Loh F Ellen, Stuart Bruce, Sturpe Deborah, Davidoff Amy, Onukwugha Eberechukwu, Hochberg Marc
Sr Care Pharm. 2019 Feb 1;34(2):109-126. doi: 10.4140/TCP.n.2019.109.
: This study compares patterns of evidence-based osteoporosis medication use among females in community and long-term care settings enrolled in Medicare Part D.
: Pooled cross-sectional study.
: Medicare beneficiaries enrolled in Medicare Parts A and B, and Part D stand-alone prescription drug plans from January 1, 2006, through December 31, 2008, or death.
: Female Medicare Part D enrollees 70 years of age and older with osteoporosis or prior hip fracture.
: NA.
: Use of bisphosphonates, calcitonin, teriparatide, and raloxifene was tracked by residential status over the three-year period.

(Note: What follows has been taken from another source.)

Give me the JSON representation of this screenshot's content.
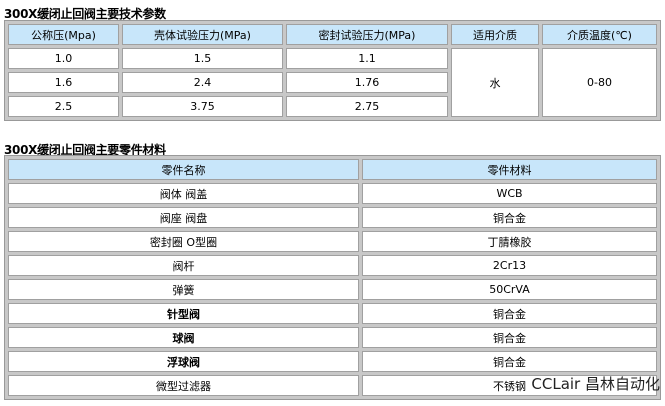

: The study sample comprised 96,408 female Part D enrollees with osteoporosis. Prevalence of evidence-based medication use was 42.3% in 2006 and dropped slightly to 40.4% in 2008. In unadjusted comparisons, long-term care residents were significantly less likely to use any osteoporosis medication compared with community dwellers (40.6% vs. 53.1%). After adjustment for differences in individual characteristics, utilization was still lower among long-term care residents (relative risk [RR] = 0.89, 95% confidence interval [CI] 0.87-0.91). Bisphosphonates were the top choice among medication users, but were prescribed much less often to long-term care residents (RR = 0.79, 95% CI 0.75-0.83) compared with community residents.
: Prevalence of evidence-based osteoporosis medication use is low in older women enrolled in Part D whether community-dwelling or long-term care residents, but long-term nursing facility residents are more likely to be treated with nonbisphosphonates. Many events that may affect osteoporosis medication use occurred after 2008; therefore, future studies using more recent data are warranted to examine osteoporosis medication use after 2008.
本研究比较了参加医疗保险D部分的社区和长期护理机构中的女性使用循证骨质疏松症药物的模式。
汇总横断面研究。
2006年1月1日至2008年12月31日期间参加医疗保险A部分和B部分以及D部分独立处方药计划的医疗保险受益人,或直至死亡。
70岁及以上患有骨质疏松症或既往有髋部骨折的女性医疗保险D部分参保者。
无。
在三年期间,根据居住状况追踪双膦酸盐、降钙素、特立帕肽和雷洛昔芬的使用情况。
研究样本包括96408名患有骨质疏松症的女性D部分参保者。循证药物使用的患病率在2006年为42.3%,在2008年略有下降至40.4%。在未经调整的比较中,与社区居民相比,长期护理机构居民使用任何骨质疏松症药物的可能性显著降低(40.6%对53.1%)。在调整个体特征差异后,长期护理机构居民的使用率仍然较低(相对风险[RR]=0.89,95%置信区间[CI]0.87-0.91)。双膦酸盐是用药者的首选,但与社区居民相比,长期护理机构居民的处方率要低得多(RR=0.79,95%CI0.75-0.83)。
无论是社区居民还是长期护理机构居民,参加D部分的老年女性循证骨质疏松症药物使用的患病率都很低,但长期护理机构居民更有可能接受非双膦酸盐治疗。许多可能影响骨质疏松症药物使用的事件发生在2008年之后;因此,有必要使用更新的数据进行未来研究,以检查2008年之后的骨质疏松症药物使用情况。